Hélène Carrère, dite Hélène Carrère d'Encausse, née Zourabichvili le 6 juillet 1929 à Paris, est une historienne française. Membre de l'Académie française depuis 1990, elle en est élue secrétaire perpétuel en 1999, ce qui est une première pour une femme. Elle est également députée européenne de 1994 à 1999. 

Carrère d'Encausse Hélène

Famille et jeunesse

Fille du Géorgien Georges Zourabichvili, lui-même issu d'une famille géorgienne, les Zourabichvili (qui avaient sombré dans une grande pauvreté après la révolution russe et qui avaient émigré vers la France), et de Nathalie von Pelken, d'origine germano-russe, Hélène Zourabichvili naît le 6 juillet 1929 dans le 16e arrondissement de Paris. Elle a un frère, Nicolas. Elle est par ailleurs la cousine de Salomé Zourabichvili, fille de son oncle Lévan et 5e présidente de la Géorgie.

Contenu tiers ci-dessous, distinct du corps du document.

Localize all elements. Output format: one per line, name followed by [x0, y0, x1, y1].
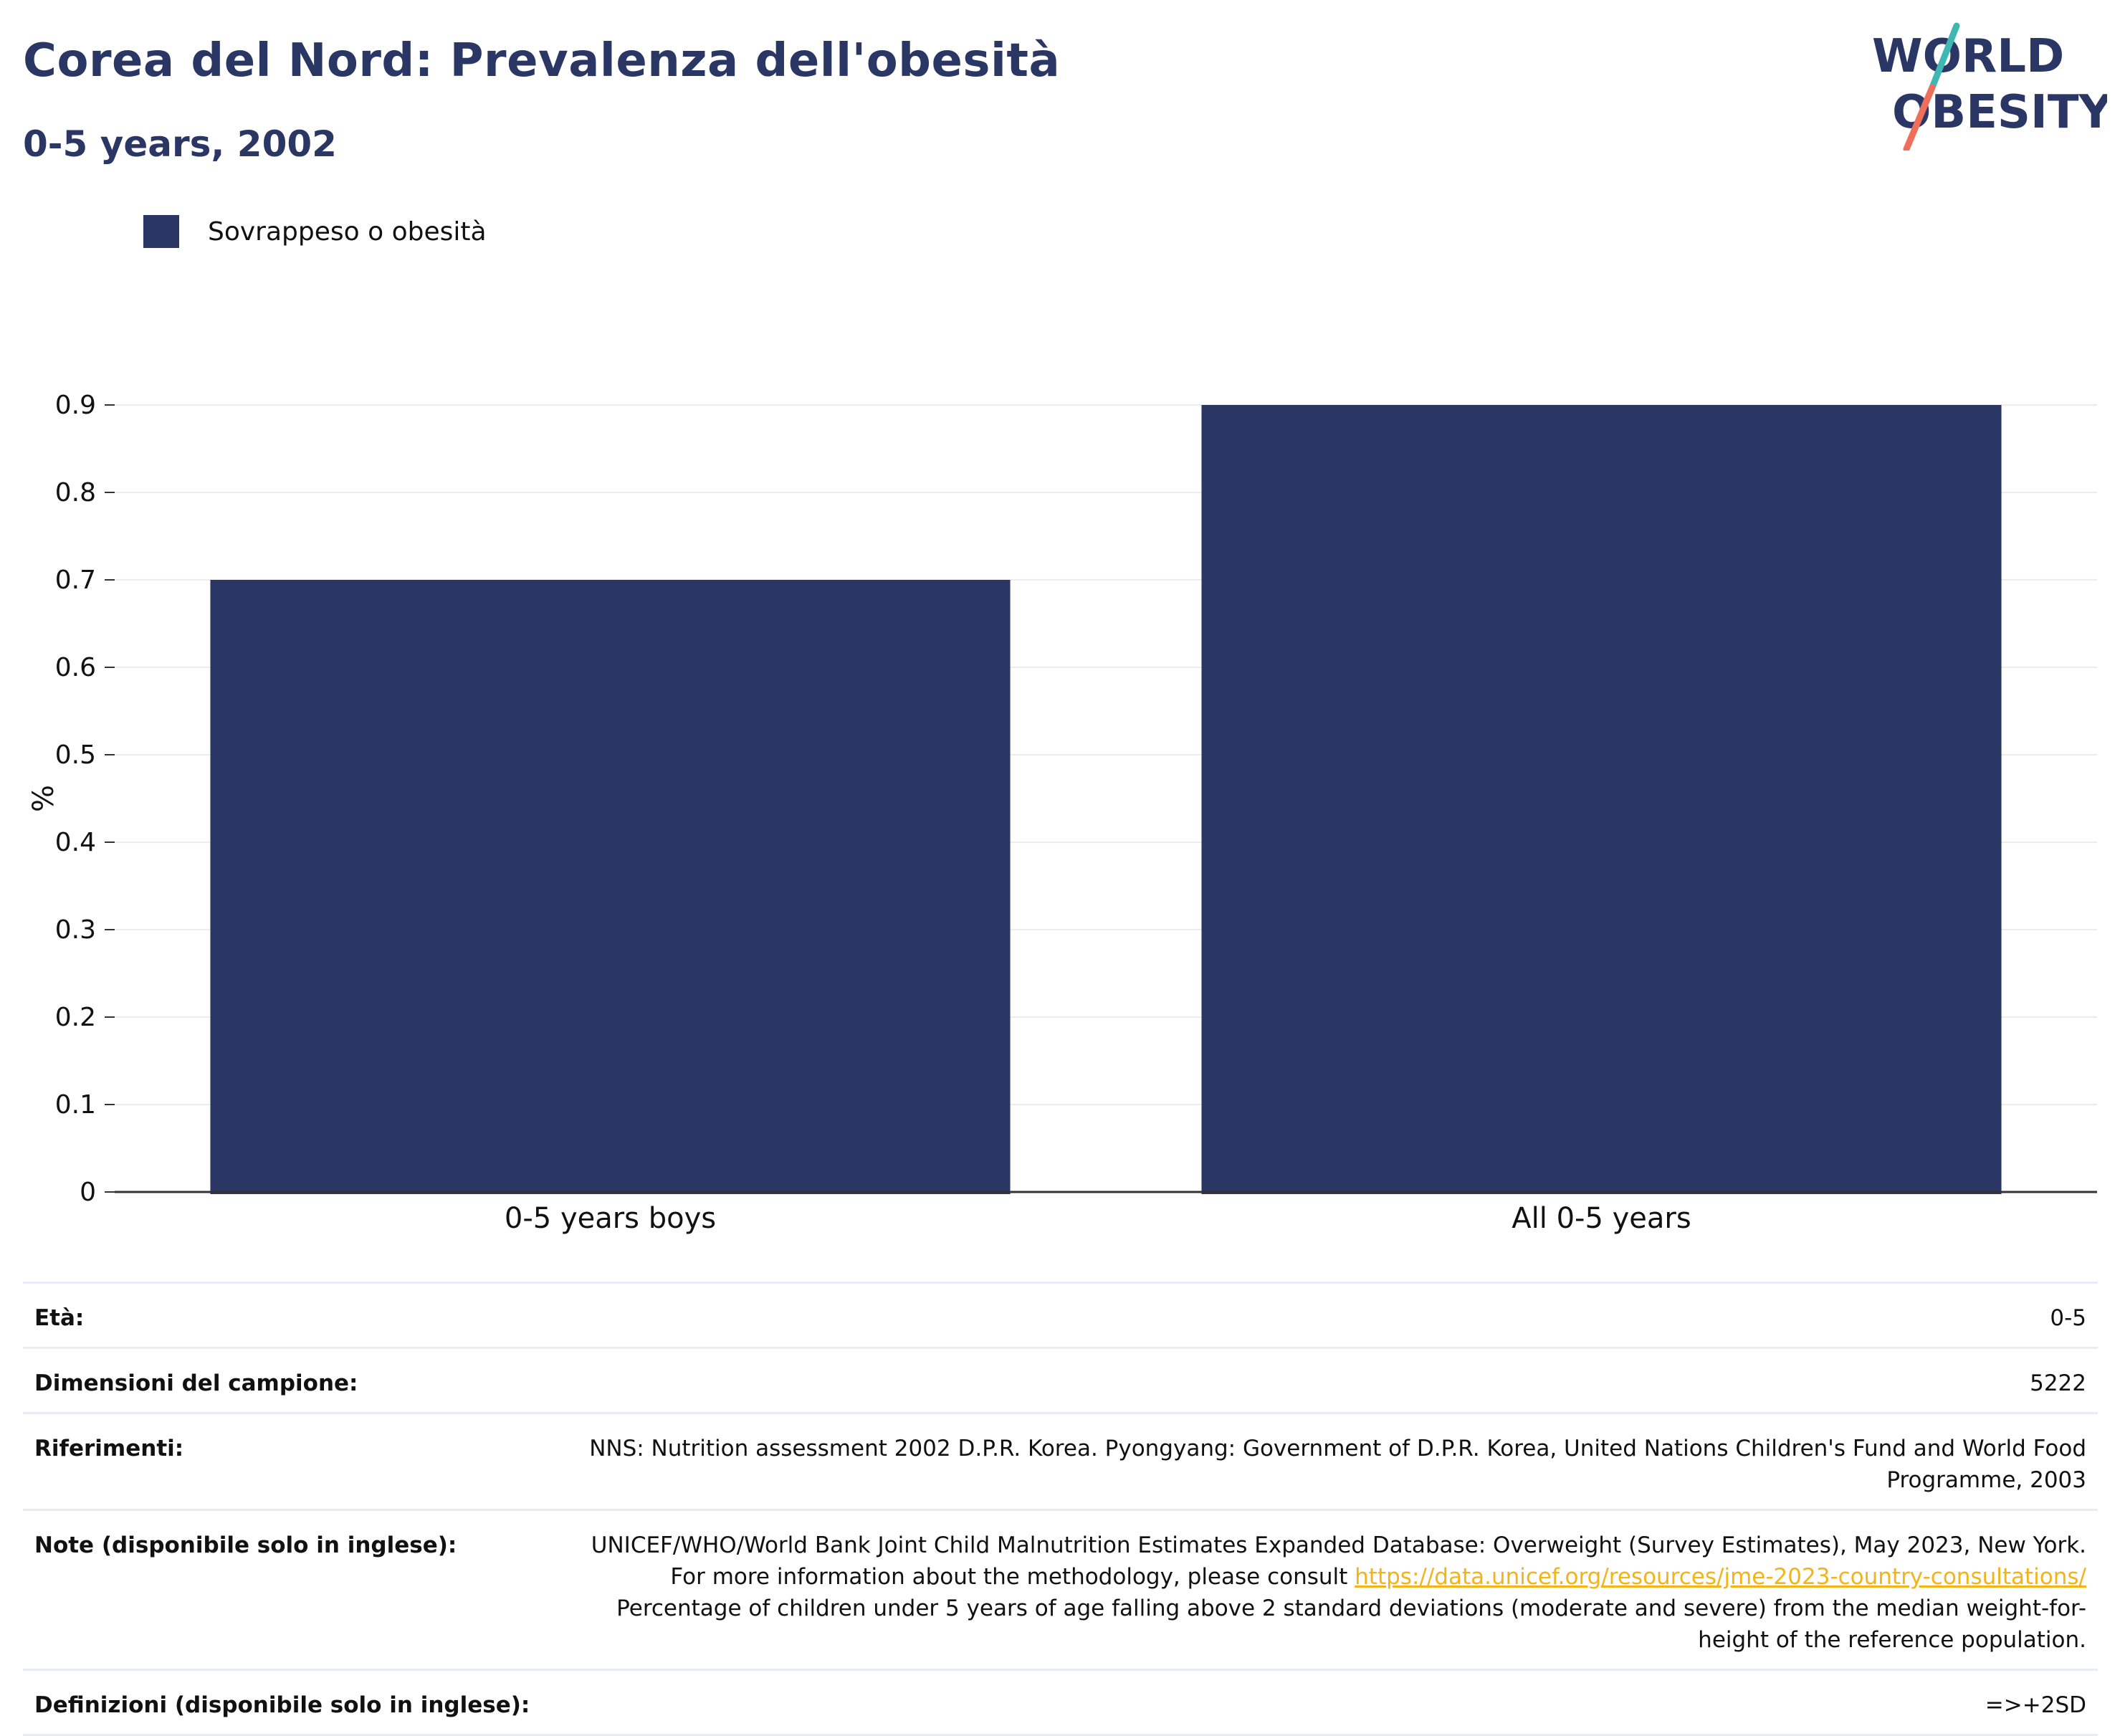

Elle apprend d'abord le russe, puis le français à quatre ans et demi chez des amis de ses parents, en Bretagne. 

D'abord installée à Bordeaux, elle quitte la ville pour Paris avec sa mère après l'assassinat de son père en 1944. Elles y logent d'abord à la cathédrale Saint-Alexandre-Nevsky de Paris, rue Daru. Elle prend des cours de langue et littérature russes à la paroisse, puis fait ses classes au lycée Molière. Emmanuel Ratier précise qu'elle « a été très largement élevée par la famille Bardèche ». Née apatride, elle devient française en 1950, à l'âge de 21 ans. Elle épouse, le 5 juillet 1952 à Paris, Louis Carrère (né en 1927), dit Carrère d'Encausse, assureur, fils de Georges Carrère et de Paule Dencausse. Ils ont trois enfants : Emmanuel (1957), Nathalie (1959) et Marina (1962). 

Formation et carrière universitaire

Diplômée de l'Institut d'études politiques de Paris (section Service public, promotion 1952), docteur (1963) et docteur d’État (1976) ès lettres, elle envisage ensuite de présenter le concours d'entrée à l'École nationale d'administration, avant d'y renoncer. Professeur d'histoire à l'université Paris-I puis à l'IEP de Paris (1969), elle est directrice d'études à la Fondation nationale des sciences politiques (FNSP) et administratrice de l'EastWest Institute. Professeur invité dans plusieurs établissements nord-américains et japonais, elle est docteur honoris causa de l’Université de Montréal et de l'université catholique de Louvain.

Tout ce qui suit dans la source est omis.